Hanang — ILLEGAL farming activities extending right to the shores of Lake Balangida in Hanang District, Manyara Region, are threatening the existence of this important water body.
The lake's waterline has also been receding at an alarming rate, raising concerns as to how long the water body will hold out before drying up altogether.
Government authorities in both Hanang District and Manyara Region have been blamed for taking no action to stop massive rates of siltation, pollution and overfishing on Lake Balangida, which is located in Bassotu ward.
Residents of the area say no measures have been taken against farmers who cultivate in prohibited areas, while of late some have even been using chemical fertilizers as well as herbicides and pesticides on lakeside farms, which gradually kill fish species in the lake.
The existing by-laws do prohibit human activities, including agriculture, within 200 metres of the shoreline, but many people are wondering whether the laws are being enforced.

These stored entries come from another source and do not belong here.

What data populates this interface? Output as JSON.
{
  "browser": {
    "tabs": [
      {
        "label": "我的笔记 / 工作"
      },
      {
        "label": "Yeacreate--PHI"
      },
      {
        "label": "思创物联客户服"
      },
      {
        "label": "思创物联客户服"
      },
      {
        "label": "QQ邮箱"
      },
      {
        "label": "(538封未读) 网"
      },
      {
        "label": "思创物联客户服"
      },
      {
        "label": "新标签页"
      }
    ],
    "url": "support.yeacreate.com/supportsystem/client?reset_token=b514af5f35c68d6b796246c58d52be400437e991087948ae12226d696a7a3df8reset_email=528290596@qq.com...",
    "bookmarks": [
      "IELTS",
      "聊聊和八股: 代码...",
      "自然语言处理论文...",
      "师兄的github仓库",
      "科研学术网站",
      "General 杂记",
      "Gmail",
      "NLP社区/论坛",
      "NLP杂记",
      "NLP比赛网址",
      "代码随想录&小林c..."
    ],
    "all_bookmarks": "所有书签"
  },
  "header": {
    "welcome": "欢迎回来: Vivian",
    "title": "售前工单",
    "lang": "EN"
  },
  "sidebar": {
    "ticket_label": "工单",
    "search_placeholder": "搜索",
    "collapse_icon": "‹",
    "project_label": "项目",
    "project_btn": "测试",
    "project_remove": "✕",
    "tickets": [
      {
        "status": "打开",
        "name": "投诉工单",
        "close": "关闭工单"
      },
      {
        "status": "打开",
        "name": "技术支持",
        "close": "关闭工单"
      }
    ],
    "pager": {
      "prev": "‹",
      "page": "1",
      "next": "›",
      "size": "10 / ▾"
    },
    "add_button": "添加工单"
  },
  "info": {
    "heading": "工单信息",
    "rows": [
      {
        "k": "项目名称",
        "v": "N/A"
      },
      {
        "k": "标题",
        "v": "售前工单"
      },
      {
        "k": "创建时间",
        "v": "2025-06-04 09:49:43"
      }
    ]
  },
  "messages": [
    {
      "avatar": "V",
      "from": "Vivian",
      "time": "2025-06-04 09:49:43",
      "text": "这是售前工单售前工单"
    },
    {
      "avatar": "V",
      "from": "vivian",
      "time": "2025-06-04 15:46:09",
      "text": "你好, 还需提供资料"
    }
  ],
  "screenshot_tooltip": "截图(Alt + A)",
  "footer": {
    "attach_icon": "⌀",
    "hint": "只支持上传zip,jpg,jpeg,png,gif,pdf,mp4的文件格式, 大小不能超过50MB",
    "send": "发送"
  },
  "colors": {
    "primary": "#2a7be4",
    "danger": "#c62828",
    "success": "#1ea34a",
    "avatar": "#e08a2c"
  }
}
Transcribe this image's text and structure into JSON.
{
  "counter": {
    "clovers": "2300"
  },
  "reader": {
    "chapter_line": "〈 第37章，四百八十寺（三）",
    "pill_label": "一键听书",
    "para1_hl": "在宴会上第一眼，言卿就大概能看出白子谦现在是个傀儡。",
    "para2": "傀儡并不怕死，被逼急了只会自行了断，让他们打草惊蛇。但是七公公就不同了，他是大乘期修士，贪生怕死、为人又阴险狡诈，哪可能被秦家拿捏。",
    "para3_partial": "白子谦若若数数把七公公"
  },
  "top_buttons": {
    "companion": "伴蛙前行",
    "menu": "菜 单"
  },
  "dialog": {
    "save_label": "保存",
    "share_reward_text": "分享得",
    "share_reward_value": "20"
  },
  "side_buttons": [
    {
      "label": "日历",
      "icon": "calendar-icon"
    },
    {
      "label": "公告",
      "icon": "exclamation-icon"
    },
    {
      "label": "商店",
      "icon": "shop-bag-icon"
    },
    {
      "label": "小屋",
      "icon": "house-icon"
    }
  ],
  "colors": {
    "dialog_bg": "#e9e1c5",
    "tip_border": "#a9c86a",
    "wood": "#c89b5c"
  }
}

Irrigation farming is also blamed for endangering the ecology of the lake, which is depended on by thousands of families and their large numbers of livestock in the semiarid area.
The councillor for Bassotu ward, Mr Samwel Ghawoga, said he was surprised why no punitive measures had been taken against people turning the banks of the lake into farmland. He said farming in such areas had been prohibited, adding:
"The law is very clear on that. But it is the responsibility of the law-enforcement agencies to act on that," he said. When reached to comment on the matter, District Executive Director, Mr Felix Mabula, also confirmed that no farming was allowed on the shores of the fresh water lake.
"The government has made its position clear on this," he said, but added that the local leaders in Bassotu ward should act first before the intervention of the district authorities.
Other residents of the area said water from the lake was no longer safe for drinking and other domestic use because of the use of pesticides by farmers. It could not be established how many acres were presently under irrigation, which normally picks up during the dry season.
Bassotu village executive officer, Mr Israel Bura, said water scarcity was already critical in the area and that many people were now forced to walk 12 to 15 kilometres everyday to fetch the precious liquid.
The 20-square-kilometre lake has been the centre of conflict in recent years, pitting livestock keepers supported by activists one hand and farmers and local authorities, on the other.
A fishing ban which was imposed in January, this year, was lifted last July 1. The ban was imposed to allow replenishment of fish stocks.